Senior Sergeant Swann is of the view that those who witness an incident such as this and do nothing to stop it, or worse, add to its repercussions by allowing others to 'enjoy' it, also offend, against the victim and against their community.
Just how many people agree with him will be revealed by the response to his appeal for witnesses to come forward. There was certainly no shortage of them, including a bus full of school children, but one would hope that it is their elders who stand up in defence of a better standard of behaviour than this.
This sort of incident is always disturbing, but it's a blessing in this case that even more damage wasn't done to the victim. It is believed that she escaped without serious physical injury but was understandably traumatised. Knowing that anyone who had access to the internet could see what was done to her will have added enormously to her distress.
It's a shame though that this happened in a community that has struggled at times to present and maintain a positive image. The Far North in general tends to attract national attention only for the wrong reasons, and this has added another chapter to that sorry story.

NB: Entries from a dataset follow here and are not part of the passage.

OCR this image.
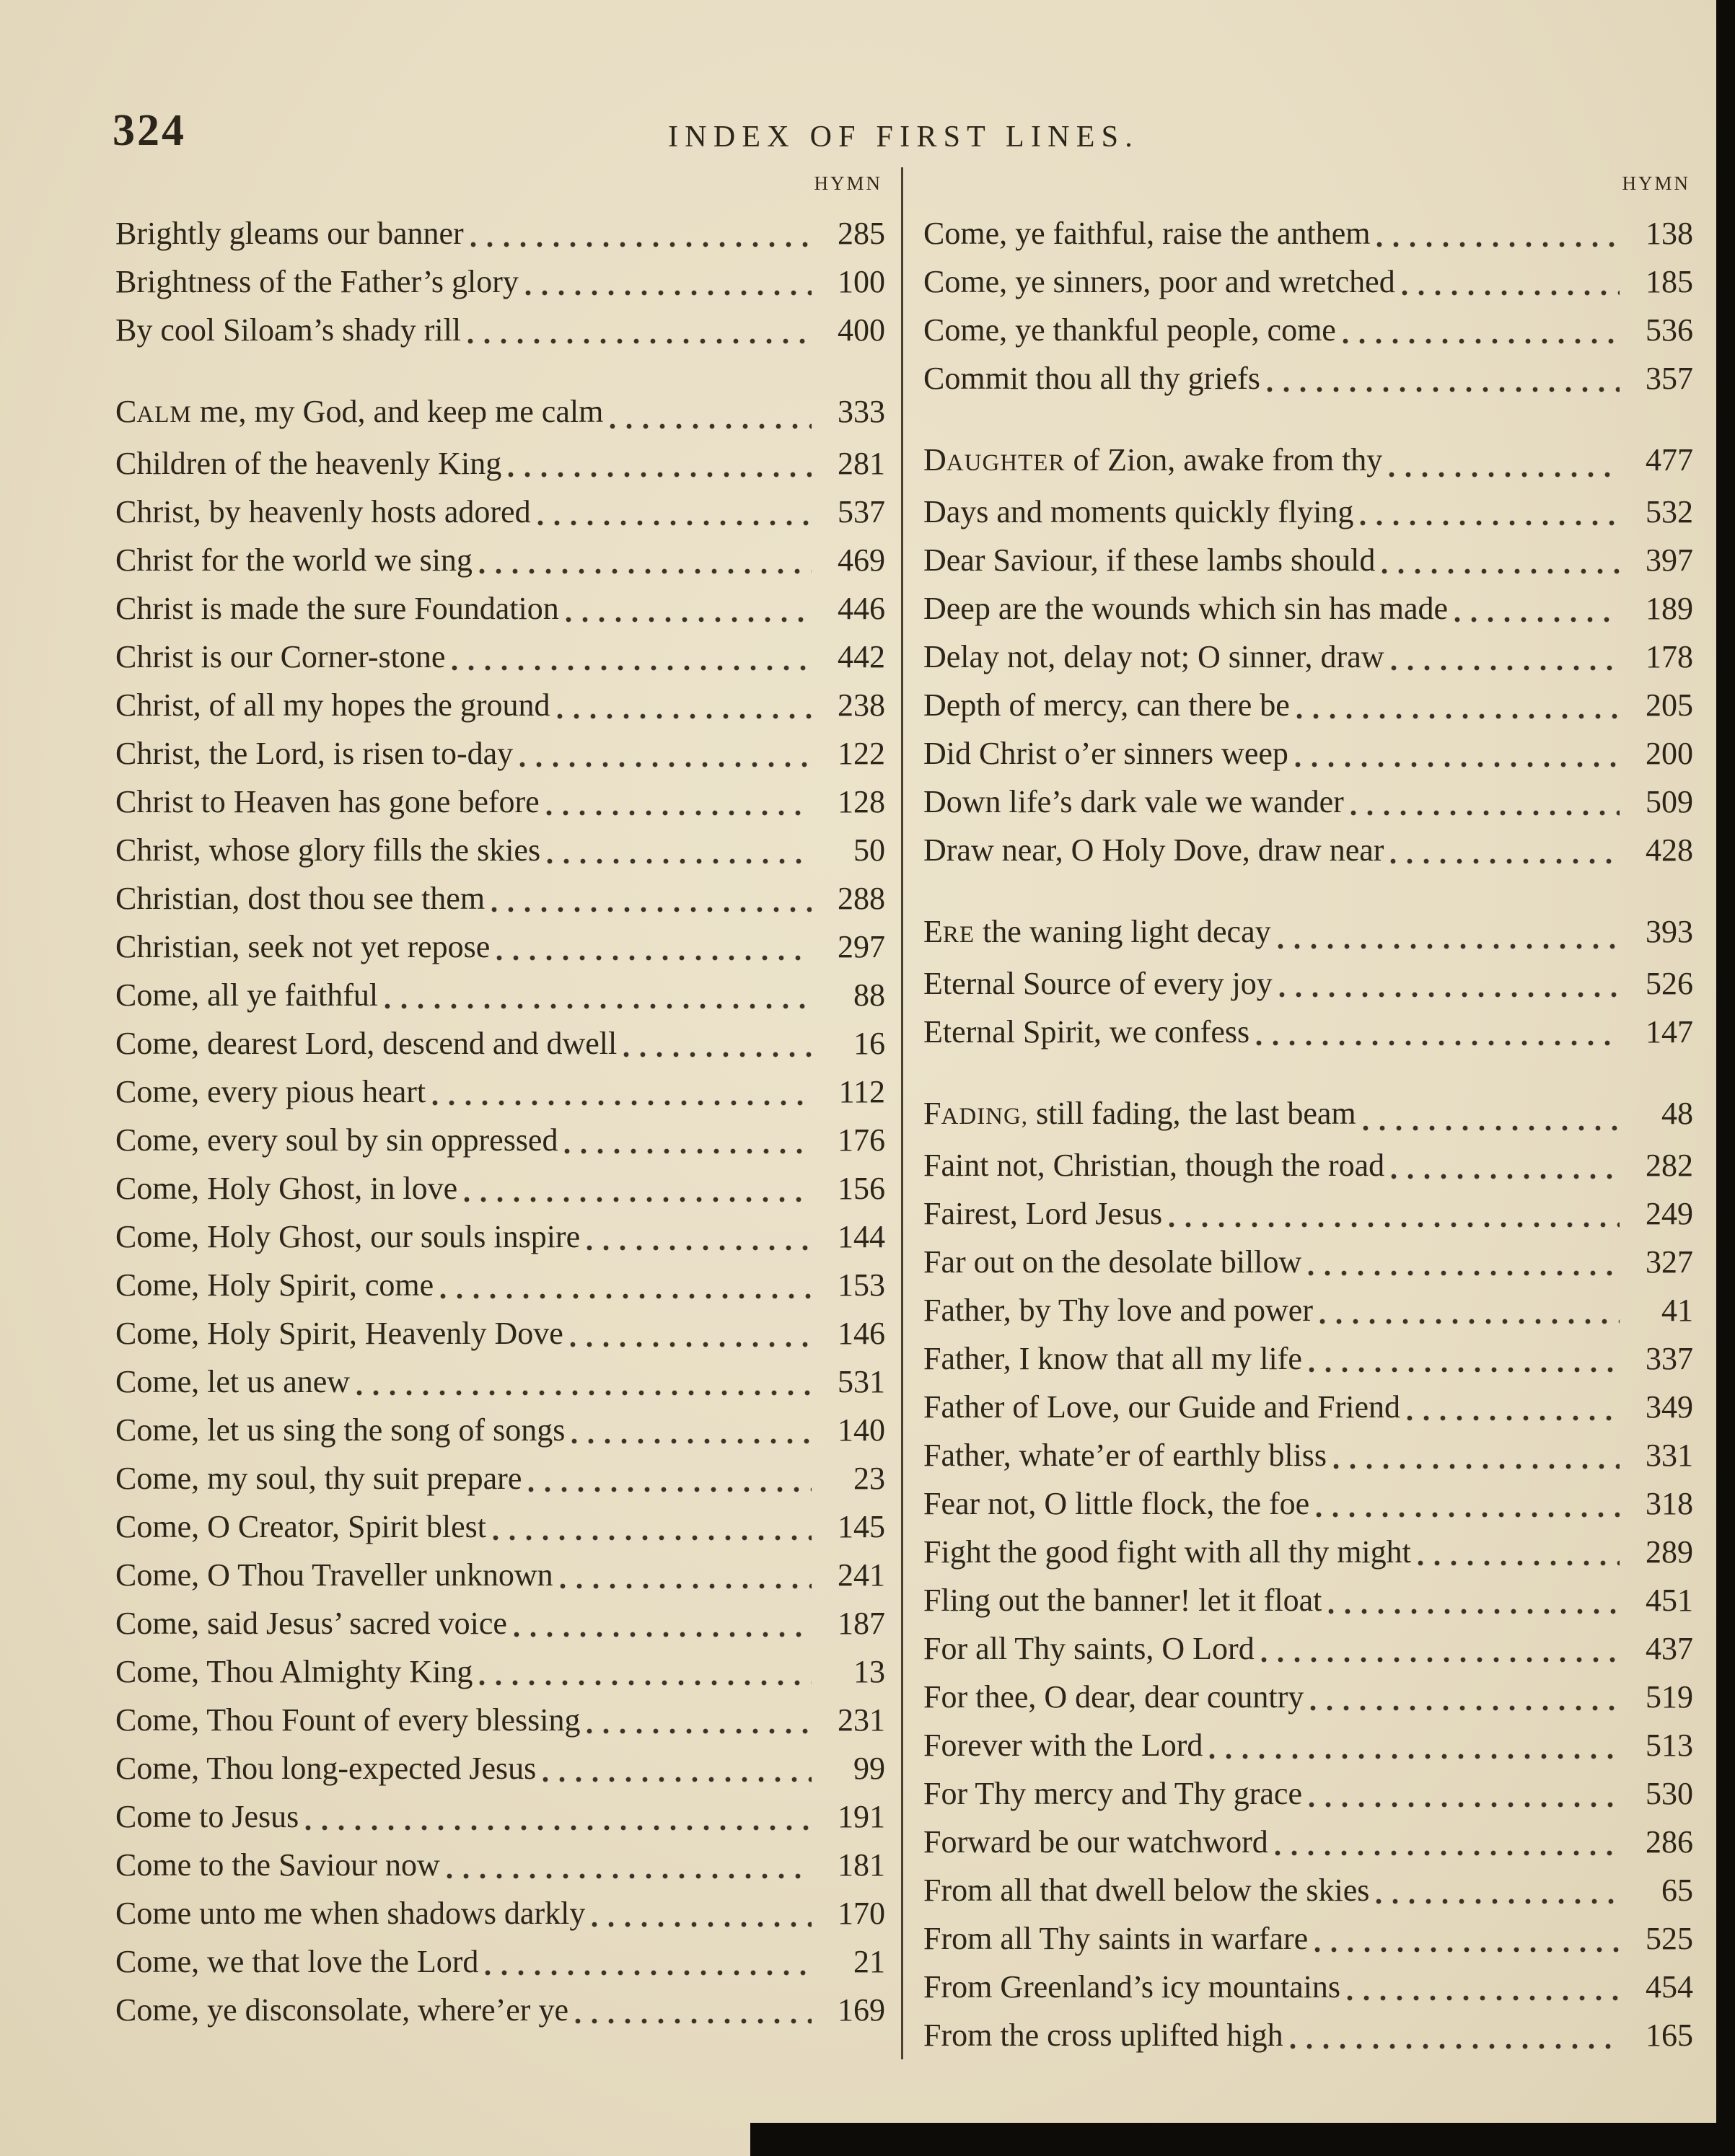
324	INDEX OF FIRST LINES.
HYMN
Brightly gleams our banner	285
Brightness of the Father’s glory	100
By cool Siloam’s shady rill	400
CALM me, my God, and keep me calm	333
Children of the heavenly King	281
Christ, by heavenly hosts adored	537
Christ for the world we sing	469
Christ is made the sure Foundation	446
Christ is our Corner-stone	442
Christ, of all my hopes the ground	238
Christ, the Lord, is risen to-day	122
Christ to Heaven has gone before	128
Christ, whose glory fills the skies	50
Christian, dost thou see them	288
Christian, seek not yet repose	297
Come, all ye faithful	88
Come, dearest Lord, descend and dwell	16
Come, every pious heart	112
Come, every soul by sin oppressed	176
Come, Holy Ghost, in love	156
Come, Holy Ghost, our souls inspire	144
Come, Holy Spirit, come	153
Come, Holy Spirit, Heavenly Dove	146
Come, let us anew	531
Come, let us sing the song of songs	140
Come, my soul, thy suit prepare	23
Come, O Creator, Spirit blest	145
Come, O Thou Traveller unknown	241
Come, said Jesus’ sacred voice	187
Come, Thou Almighty King	13
Come, Thou Fount of every blessing	231
Come, Thou long-expected Jesus	99
Come to Jesus	191
Come to the Saviour now	181
Come unto me when shadows darkly	170
Come, we that love the Lord	21
Come, ye disconsolate, where’er ye	169
HYMN
Come, ye faithful, raise the anthem	138
Come, ye sinners, poor and wretched	185
Come, ye thankful people, come	536
Commit thou all thy griefs	357
DAUGHTER of Zion, awake from thy	477
Days and moments quickly flying	532
Dear Saviour, if these lambs should	397
Deep are the wounds which sin has made	189
Delay not, delay not; O sinner, draw	178
Depth of mercy, can there be	205
Did Christ o’er sinners weep	200
Down life’s dark vale we wander	509
Draw near, O Holy Dove, draw near	428
ERE the waning light decay	393
Eternal Source of every joy	526
Eternal Spirit, we confess	147
FADING, still fading, the last beam	48
Faint not, Christian, though the road	282
Fairest, Lord Jesus	249
Far out on the desolate billow	327
Father, by Thy love and power	41
Father, I know that all my life	337
Father of Love, our Guide and Friend	349
Father, whate’er of earthly bliss	331
Fear not, O little flock, the foe	318
Fight the good fight with all thy might	289
Fling out the banner! let it float	451
For all Thy saints, O Lord	437
For thee, O dear, dear country	519
Forever with the Lord	513
For Thy mercy and Thy grace	530
Forward be our watchword	286
From all that dwell below the skies	65
From all Thy saints in warfare	525
From Greenland’s icy mountains	454
From the cross uplifted high	165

Too often we are held up before the country as an egregious example of the social issues that confront us as a nation, and incidents like this do not help in changing the perception that we would be doing the rest of the country a favour if we physically severed ourselves and drifted off into the Pacific.
It wasn't always like this. The Far North once epitomised much of what was seen as making this God's Own Country, qualities like resilience, honesty, self-sufficiency, stoicism. Now we are regarded by many, encouraged by the media, as one step removed from the Wild West, where the great mass of the population is stoned, unemployed, uneducated, badly behaved, badly housed and sick. Images from the Far North are routinely used by television to illustrate stories about social deprivation. In some quarters the name Far North has become synonymous with all that is wrong in this country.
Last week's appalling display of gratuitous violence will have reinforced that view, and detracted once more from the reputation this place actually deserves. Kaikohe is hardly unique in having hosted what Brian Swann properly describes as thuggish behaviour. Our problem is that this is what some people expect of us, and that every time we meet those expectations we damage our reputation even more.
That has an impact on people's enthusiasm for coming here, to visit, to live, to work or to invest. Every time we add to the negative perception we make life more difficult for ourselves, more difficult to address some of the negative features of life in the Far North that we actually share with many other communities but which many see as ours exclusively.
The greatest shame, perhaps, is that even if Kaikohe accepts Brian Swann's invitation to take a stand against this sort of behaviour, few in the wider New Zealand community will notice.
Certainly the media outside the Far North won't. The community's response, however positive and effective that response might be, won't be anywhere near as newsworthy as the event that gave rise to it. Kaikohe's bus stop brawl will disappear from the national consciousness as quickly as a crowd disperses when the cops arrive, but the negative perception will remain.
The Northland Age learned that lesson many years ago, when a Far North team became the first from outside the US to win a trophy at the world problem-solving finals. Team coach Pam Scahill let this newspaper know what the youngsters had achieved on a Thursday, and asked us to spread the word. We did so, on the following Monday (to retain some semblance of exclusivity), fingers crossed all the while that word wouldn't leak out. We need not have worried. Not one newspaper or television current affairs host outside Northland was remotely interested.
The NZ Herald described as a "nice little local story," but not the sort of thing it was interested in. It would have been different no doubt if one of the kids had beaten up another at a bus stop.
The reality is that positive stuff doesn't interest an audience that is increasingly addicted to the negative. An audience that gets its kicks out of other people's misfortunes, an audience that is more interested in the phenomenon that is reality television than in the good things that real people are doing in their own society. Vicarious thrills and the chance to feel superior are the new fix, and last week's attack in Kaikohe fed both needs.
The reality is that the Far North, deprived as it might be in terms of a whole range of statistics, is, as most of us know, a special place. The vast majority of its people are good and decent, many of them innovative, many of them caring, many of them eschewing the outward trappings of success that might be attainable elsewhere.
That, unfortunately, is not always how we portray ourselves. Too often we behave in a manner that vindicates the negative perception that others have of us. We have a serious image problem, and changing that is going to take a very long time.
That is no excuse for not getting started though, and Kaikohe has a golden opportunity to take the first step by standing by Senior Sergeant Brian Swann in not only deploring the actions of one teenager last week, and the lamentable response of some who witnessed it, but by resolving to demand a much better standard of behaviour on the part of all who live here.